Dipendente del Comune marchigiano, Stefania Camela si era sottoposta a una rinosettoplastica, un intervento al setto nasale e ai turbinati per migliorare la respirazione, perché aveva subito danni al naso a causa di un incidente stradale accaduto quando aveva 10 anni. Un’operazione considerata di routine, senza particolare complessità. Stefania non aveva alcuna patologia, praticava sport e si sottoponeva a regolari controlli clinici. Aveva paura dell’anestesia, secondo quanto hanno riferito i familiari nei giorni successivi alla tragedia, e per questo si sarebbe rivolta a una clinica privata con un medico che operasse senza intubare e senza tamponi post intervento. Quattro ore dopo l’operazione i medici l’hanno dimessa.

Per due giorni la donna e il compagno, Michele Sibillo, avevano soggiornato in un hotel a Milano, visitando la città. Si stavano preparando per tornare nelle Marche quando, all’improvviso, la 47enne si è sentita male. È stata rianimata prima dal compagno e poi dai sanitari del Policlinico che hanno fatto di tutto per salvarla, ma in meno di due ore ha cessato di vivere. La Procura di Milano aveva aperto quindi un’inchiesta per il reato di omicidio colposo, sequestrando le cartelle cliniche e disponendo l’autopsia sul cadavere della donna, per accertare le cause della morte ed eventuali responsabilità dei medici. Responsabilità che sarebbero state escluse dalla consulenza medico legale, alla base della richiesta di archiviazione: anestesista e otorino avrebbero rispettato le linee guida, e non sarebbero emerse irregolarità nel loro operato e nelle procedure seguite dalla clinica prima, durante e dopo l’operazione. Secondo il pm, quindi, fu una tragica fatalità. I legali dei familiari hanno presentato, intanto, un’opposizione alla richiesta di archiviazione.

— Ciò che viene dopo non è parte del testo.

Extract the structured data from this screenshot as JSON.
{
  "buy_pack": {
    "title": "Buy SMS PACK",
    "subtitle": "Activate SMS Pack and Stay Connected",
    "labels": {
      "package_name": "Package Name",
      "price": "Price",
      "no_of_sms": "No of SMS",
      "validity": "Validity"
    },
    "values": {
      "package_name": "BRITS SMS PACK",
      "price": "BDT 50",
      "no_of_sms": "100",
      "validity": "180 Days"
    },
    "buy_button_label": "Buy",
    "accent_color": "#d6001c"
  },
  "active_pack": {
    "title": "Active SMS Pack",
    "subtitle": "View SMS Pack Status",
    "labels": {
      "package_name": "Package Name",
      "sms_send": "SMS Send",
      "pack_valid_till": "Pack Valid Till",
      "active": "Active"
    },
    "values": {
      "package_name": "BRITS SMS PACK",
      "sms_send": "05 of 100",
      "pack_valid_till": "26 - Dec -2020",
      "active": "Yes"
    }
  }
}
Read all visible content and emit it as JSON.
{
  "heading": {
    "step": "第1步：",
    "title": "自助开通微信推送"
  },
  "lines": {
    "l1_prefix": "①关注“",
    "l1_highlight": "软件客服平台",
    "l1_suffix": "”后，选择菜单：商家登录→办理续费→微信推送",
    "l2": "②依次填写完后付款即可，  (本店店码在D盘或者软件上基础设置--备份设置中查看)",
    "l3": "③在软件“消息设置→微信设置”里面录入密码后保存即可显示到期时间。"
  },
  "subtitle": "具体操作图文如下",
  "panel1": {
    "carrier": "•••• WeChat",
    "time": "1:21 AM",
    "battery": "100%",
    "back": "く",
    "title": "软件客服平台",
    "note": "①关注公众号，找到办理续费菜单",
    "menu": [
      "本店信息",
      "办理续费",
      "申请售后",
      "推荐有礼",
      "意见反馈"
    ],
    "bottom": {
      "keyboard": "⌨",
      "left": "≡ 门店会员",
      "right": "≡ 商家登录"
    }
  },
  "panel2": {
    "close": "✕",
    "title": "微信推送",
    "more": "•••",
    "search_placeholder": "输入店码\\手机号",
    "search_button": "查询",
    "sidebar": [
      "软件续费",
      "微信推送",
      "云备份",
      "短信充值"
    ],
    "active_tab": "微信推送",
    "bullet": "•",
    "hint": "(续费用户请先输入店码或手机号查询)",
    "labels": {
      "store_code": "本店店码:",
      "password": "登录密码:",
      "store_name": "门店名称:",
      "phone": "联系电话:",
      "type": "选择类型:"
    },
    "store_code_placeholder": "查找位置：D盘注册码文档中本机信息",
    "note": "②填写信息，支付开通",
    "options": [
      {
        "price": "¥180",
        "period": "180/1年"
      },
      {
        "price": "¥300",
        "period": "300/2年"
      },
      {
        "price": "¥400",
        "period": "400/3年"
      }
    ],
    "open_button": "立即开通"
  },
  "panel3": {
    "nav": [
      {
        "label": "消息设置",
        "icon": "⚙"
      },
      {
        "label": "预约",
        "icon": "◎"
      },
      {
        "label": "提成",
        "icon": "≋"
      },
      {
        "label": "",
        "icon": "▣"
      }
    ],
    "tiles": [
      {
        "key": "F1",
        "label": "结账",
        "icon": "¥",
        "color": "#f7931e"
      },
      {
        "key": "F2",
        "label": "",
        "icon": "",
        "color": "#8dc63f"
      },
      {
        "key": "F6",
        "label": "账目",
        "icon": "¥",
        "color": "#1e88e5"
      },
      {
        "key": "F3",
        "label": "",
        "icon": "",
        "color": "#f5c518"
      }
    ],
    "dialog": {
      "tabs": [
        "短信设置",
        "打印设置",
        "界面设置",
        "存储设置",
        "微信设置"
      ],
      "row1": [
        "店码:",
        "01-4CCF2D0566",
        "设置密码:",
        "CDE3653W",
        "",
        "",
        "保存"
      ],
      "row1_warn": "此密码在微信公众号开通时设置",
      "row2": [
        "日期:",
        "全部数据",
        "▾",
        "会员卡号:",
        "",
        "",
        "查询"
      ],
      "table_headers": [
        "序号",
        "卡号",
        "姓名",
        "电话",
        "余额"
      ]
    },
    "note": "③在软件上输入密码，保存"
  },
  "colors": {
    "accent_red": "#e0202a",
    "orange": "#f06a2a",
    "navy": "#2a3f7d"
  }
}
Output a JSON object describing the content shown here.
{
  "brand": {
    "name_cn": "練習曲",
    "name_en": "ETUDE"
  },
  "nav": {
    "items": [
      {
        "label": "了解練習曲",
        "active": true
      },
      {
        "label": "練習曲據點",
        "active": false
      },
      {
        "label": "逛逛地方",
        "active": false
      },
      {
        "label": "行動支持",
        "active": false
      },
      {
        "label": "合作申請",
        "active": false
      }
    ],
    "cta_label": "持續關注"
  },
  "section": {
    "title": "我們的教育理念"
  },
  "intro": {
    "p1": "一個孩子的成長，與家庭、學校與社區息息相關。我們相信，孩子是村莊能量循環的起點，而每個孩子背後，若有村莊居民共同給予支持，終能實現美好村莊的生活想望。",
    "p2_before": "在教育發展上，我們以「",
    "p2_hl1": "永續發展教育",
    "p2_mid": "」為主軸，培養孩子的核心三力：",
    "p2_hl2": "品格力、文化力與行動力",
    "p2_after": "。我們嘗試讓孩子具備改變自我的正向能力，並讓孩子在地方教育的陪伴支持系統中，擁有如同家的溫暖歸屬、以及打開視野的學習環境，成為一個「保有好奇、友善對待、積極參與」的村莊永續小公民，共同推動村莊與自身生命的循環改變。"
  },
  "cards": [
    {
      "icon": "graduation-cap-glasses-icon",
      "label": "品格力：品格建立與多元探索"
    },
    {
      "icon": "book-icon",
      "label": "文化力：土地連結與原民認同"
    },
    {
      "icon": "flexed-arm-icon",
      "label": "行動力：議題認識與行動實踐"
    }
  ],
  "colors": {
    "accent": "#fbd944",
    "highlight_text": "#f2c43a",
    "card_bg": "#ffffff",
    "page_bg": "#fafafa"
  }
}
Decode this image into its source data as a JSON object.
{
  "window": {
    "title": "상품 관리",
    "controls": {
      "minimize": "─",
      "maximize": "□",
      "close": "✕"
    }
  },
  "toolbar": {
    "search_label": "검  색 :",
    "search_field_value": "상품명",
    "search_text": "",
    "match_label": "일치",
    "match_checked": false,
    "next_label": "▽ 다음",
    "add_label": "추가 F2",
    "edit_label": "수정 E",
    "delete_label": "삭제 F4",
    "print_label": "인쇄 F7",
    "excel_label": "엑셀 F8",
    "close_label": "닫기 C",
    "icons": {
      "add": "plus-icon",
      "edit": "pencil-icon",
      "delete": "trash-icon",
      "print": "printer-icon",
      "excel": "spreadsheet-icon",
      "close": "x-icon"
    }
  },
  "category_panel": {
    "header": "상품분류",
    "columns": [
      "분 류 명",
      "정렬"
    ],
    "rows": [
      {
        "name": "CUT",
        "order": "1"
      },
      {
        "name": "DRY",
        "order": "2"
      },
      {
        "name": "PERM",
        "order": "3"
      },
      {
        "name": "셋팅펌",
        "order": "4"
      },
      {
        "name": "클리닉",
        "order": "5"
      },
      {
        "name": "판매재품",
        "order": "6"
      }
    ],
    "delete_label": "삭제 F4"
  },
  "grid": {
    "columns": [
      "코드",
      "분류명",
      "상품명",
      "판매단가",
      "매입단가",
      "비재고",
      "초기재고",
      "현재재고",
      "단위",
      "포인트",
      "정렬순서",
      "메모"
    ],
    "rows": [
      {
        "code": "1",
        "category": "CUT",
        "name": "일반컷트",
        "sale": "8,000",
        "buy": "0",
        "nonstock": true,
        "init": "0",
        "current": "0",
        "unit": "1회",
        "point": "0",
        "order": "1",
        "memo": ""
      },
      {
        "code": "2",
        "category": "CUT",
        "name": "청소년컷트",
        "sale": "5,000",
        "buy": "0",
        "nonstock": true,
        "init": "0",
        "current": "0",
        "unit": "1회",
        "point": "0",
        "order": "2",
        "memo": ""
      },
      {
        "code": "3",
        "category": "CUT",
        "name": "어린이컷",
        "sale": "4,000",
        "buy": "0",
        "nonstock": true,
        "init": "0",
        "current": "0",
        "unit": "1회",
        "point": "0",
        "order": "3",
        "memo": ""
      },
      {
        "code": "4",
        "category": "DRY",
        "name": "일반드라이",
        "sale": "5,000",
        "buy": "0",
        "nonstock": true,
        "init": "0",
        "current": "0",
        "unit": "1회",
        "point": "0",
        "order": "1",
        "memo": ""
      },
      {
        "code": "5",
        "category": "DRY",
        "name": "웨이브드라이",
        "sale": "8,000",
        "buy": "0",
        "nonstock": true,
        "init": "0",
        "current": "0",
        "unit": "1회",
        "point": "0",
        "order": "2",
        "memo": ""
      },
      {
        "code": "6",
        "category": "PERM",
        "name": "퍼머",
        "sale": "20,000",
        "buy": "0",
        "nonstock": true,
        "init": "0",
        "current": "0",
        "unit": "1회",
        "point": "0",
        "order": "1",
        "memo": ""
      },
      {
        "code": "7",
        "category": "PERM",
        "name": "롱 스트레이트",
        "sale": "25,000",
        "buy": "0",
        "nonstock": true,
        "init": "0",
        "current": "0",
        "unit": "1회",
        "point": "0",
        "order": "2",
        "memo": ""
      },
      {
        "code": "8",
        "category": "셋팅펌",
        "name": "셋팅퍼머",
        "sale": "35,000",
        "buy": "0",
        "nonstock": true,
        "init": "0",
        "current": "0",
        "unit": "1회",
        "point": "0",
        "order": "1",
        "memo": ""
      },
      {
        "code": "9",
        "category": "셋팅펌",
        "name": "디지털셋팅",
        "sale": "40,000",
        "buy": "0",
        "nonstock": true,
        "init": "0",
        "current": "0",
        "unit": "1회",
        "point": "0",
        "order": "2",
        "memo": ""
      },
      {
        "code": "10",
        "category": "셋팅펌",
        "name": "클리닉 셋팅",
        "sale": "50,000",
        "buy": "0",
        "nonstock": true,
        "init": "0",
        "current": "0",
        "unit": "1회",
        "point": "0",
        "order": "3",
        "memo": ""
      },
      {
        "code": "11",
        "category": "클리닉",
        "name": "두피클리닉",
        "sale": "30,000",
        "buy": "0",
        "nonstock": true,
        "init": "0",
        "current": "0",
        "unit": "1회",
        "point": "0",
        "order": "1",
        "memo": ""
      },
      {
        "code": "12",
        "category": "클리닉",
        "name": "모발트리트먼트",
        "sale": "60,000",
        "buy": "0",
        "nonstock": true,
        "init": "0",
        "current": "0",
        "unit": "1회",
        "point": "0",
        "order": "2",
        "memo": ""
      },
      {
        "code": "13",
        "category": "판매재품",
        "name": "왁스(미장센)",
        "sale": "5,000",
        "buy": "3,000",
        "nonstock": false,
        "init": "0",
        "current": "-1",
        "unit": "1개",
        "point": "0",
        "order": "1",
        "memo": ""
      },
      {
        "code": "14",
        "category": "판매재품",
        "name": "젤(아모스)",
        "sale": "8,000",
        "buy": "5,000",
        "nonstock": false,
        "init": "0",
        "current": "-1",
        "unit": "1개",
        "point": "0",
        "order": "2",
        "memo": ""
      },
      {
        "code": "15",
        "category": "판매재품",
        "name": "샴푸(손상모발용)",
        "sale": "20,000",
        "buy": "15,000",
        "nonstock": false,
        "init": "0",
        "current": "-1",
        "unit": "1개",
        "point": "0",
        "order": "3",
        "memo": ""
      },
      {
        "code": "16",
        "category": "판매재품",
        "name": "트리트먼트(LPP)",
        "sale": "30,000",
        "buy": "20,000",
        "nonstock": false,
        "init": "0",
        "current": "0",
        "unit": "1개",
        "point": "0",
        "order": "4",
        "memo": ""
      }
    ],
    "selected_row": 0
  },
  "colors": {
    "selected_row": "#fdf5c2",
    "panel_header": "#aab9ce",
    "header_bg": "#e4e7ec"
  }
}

Il gip (l’udienza non è stata ancora fissata) dovrà decidere se disporre l’imputazione coatta dei medici, ordinare nuove indagini oppure chiudere il caso. “Noi siamo convinti che debbano essere svolti altri accertamenti – spiega l’avvocato Carolina Lenzi – e che ci siano aspetti da approfondire, anche sulla base della nostra consulenza di parte. Ci rimettiamo alla valutazione del giudice”. Resta il dolore per i familiari e gli amici della dipendente comunale, scomparsa un anno fa dopo un intervento di routine finalizzato a correggere la deviazione del setto nasale e ripristinare una corretta respirazione. Una donna deceduta dopo un’operazione al naso come Margaret Spada, che ha perso la vita lo scorso 7 novembre a Roma dopo tre giorni di agonia.